Он думал: одно из двух – или я сошел с ума, или произошло что-то противоречащее законам природы. Если рука бы отвалилась или подбородок отпал вследствие какой-нибудь неизвестной болезни или внешнего воздействия. Но они исчезли сразу, без всякой видимой причины. Как в сказке, не оставив никакого следа.
Он взглянул на бумагу, на свой рисунок, который рисовал машинально, и, боже, увидел безносое, безбровое, ужасное лицо своей жены.
Да, нужен был кто-то посторонний и в то же время свой, с кого можно было взять слово, чтоб он не разболтал, нужен был кто-то, чтоб взглянуть на Маню: так ли это или это галлюцинация, и поэтому он ждал Соню с таким нетерпением, с каким ждут врача.
Звонок раздался в ту минуту, когда он собирался вздремнуть на диване. Разумеется, звонила Соня. Кто же другой так громко и настойчиво мог бы звонить? Он подошел к дверям и положил руку на запор, чтоб открыть дверь, как вдруг одно очень веское соображение заставило его убрать руку: а что, если это в самом деле, в самом деле произошел распад Мани, вопреки законам природы. Разве Соня поймет это и поверит. Ведь она подумает, что он изуродовал Маню в припадке ревности, хотя это абсурд, во-первых, нет никаких следов, а были бы раны. И как могли зарасти раны в два дня. Позавчера Соня видела ее живой, здоровой и веселой. Но что другое могло прийти в голову Соне, кроме этого соображения, что он изуродовал ее нарочно. И потом, можно ли было показать ей Маню? Ведь завтра весь город бы узнал о происшедшем. Ведь в коридорах будут толпиться любопытные и не будет отбоя от телефонных звонков.
«Нет, нет, – сказал он про себя, – ни за что».
Звонок продолжал настойчиво звонить. Маня могла услышать и сама выйти открыть. Он прикрыл дверь в столовую и, встав на стул, оборвал провод, испортив звонок.
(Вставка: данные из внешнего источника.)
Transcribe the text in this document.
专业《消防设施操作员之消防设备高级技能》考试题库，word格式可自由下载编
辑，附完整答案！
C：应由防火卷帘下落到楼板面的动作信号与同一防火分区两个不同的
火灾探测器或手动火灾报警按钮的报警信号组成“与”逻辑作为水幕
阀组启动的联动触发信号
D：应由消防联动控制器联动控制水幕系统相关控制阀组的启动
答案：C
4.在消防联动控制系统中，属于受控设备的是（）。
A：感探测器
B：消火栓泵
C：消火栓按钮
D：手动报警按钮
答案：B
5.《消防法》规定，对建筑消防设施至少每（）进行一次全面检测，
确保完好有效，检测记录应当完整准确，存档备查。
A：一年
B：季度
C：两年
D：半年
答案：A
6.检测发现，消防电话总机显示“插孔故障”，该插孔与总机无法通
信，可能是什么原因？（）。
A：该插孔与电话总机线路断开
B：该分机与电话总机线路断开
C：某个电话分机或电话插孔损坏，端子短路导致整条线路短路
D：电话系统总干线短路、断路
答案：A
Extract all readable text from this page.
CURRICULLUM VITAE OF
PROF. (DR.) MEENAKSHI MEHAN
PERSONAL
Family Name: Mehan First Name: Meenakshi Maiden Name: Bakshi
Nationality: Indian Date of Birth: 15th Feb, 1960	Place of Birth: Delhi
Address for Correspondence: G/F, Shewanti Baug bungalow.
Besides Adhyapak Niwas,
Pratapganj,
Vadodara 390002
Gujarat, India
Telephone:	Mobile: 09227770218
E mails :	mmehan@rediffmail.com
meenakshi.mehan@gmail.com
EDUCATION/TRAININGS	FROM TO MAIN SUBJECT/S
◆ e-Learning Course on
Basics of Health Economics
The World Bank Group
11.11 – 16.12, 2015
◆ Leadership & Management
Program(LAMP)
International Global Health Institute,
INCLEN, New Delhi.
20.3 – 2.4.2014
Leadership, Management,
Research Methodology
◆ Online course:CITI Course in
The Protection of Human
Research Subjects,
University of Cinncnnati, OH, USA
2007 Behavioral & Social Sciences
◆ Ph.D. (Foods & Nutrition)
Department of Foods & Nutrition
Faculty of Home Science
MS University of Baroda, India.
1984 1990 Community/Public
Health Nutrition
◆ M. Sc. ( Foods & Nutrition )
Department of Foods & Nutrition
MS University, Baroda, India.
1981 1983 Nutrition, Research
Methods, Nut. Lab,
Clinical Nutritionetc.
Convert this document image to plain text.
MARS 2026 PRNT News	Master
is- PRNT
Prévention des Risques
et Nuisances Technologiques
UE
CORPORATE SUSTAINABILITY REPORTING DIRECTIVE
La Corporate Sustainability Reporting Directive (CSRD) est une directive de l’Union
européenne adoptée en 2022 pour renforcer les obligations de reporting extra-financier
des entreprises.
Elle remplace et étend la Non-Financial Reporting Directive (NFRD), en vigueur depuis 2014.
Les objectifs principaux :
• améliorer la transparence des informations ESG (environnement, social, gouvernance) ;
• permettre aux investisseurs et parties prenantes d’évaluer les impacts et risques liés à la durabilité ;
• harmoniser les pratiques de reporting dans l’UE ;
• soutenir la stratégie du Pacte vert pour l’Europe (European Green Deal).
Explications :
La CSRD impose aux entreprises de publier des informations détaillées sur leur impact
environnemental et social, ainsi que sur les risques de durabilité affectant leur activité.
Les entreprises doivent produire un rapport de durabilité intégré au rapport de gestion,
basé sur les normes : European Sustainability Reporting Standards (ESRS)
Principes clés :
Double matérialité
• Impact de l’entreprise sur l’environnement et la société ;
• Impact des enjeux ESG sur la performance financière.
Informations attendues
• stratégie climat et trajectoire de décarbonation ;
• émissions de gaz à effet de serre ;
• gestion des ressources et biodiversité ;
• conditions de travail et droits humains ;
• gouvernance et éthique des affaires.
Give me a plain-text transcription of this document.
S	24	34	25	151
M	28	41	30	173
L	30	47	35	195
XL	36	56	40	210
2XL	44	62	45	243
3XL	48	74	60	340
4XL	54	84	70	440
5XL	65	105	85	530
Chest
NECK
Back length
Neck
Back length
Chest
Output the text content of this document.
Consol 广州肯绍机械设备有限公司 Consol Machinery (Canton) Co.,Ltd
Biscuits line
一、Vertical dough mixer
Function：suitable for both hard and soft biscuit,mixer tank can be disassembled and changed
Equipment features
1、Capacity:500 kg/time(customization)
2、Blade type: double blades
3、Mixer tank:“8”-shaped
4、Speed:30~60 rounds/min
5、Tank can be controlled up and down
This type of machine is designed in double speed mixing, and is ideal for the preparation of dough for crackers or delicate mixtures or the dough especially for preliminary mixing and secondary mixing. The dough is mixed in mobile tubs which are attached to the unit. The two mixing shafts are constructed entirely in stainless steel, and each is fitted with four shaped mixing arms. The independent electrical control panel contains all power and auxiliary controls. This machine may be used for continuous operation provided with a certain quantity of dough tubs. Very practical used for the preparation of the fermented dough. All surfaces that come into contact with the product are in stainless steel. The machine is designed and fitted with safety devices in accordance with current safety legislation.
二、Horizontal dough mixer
Утро следующего дня, туманное, ленинградское, наступило после бессонной ночи.
Они сидели за столом и пили кофе. Время от времени он взглядывал на нее и сразу отвертывался, вздрогнув. Она пила кофе как ни в чем не бывало, поднося чашку единственной рукой к ужасному рту, и нечто кокетливое было в ее позе, в ее оттопыренном пальчике, в ее чистой, белой, холеной руке. Украдкой он поглядывал на ее лицо. То место, где у людей подбородок, она обвязала. Лицо ее было плоским, невероятным, как сновидение, и только глаза, оставшиеся прежними синие ее глаза с негодованием смотрели мимо него на буфет. И думалось ему, что и глаза ее тоже скоро исчезнут, уйдут от него, как ушли подбородок, рука, нос и брови.
Они пили кофе молча. О чем он мог говорить с ней? Ни о чем другом он не мог думать, видя ее, ни о ком другом, как о ней.
Он встал из-за стола, вымыл посуду, убрал ее в буфет и стал собираться на службу.
Раздался стук в дверь.
– Должно быть, испортился звонок, – сказала она. – Надо написать, чтоб стучали. Иди открой.
Он пошел открывать, совсем забыв, что это ему нельзя делать. К счастью, он забыл отцепить дверную цепочку. За дверью стоял водопроводчик.
– Нет никого дома, – сказал Петров, только через мгновение сообразив нелепость им сказанного.
– То есть как нет? А вы? Откройте, мне необходимо осмотреть водопровод.
– Не могу, – сказал Петров и захлопнул дверь перед носом водопроводчика.
В столовой она окликнула его:
– Кто приходил?
– Нищий, – ответил.
И, сказав это слово «нищий», он представил почему-то себя нищим, который ходит от дверей к дверям. «Нищим, вором, кем угодно, – подумал он, – только не этот кошмар».
Прошло несколько дней. На работе сослуживцы стали обращать внимание на Петрова. Первой, кажется, обратила внимание кассирша.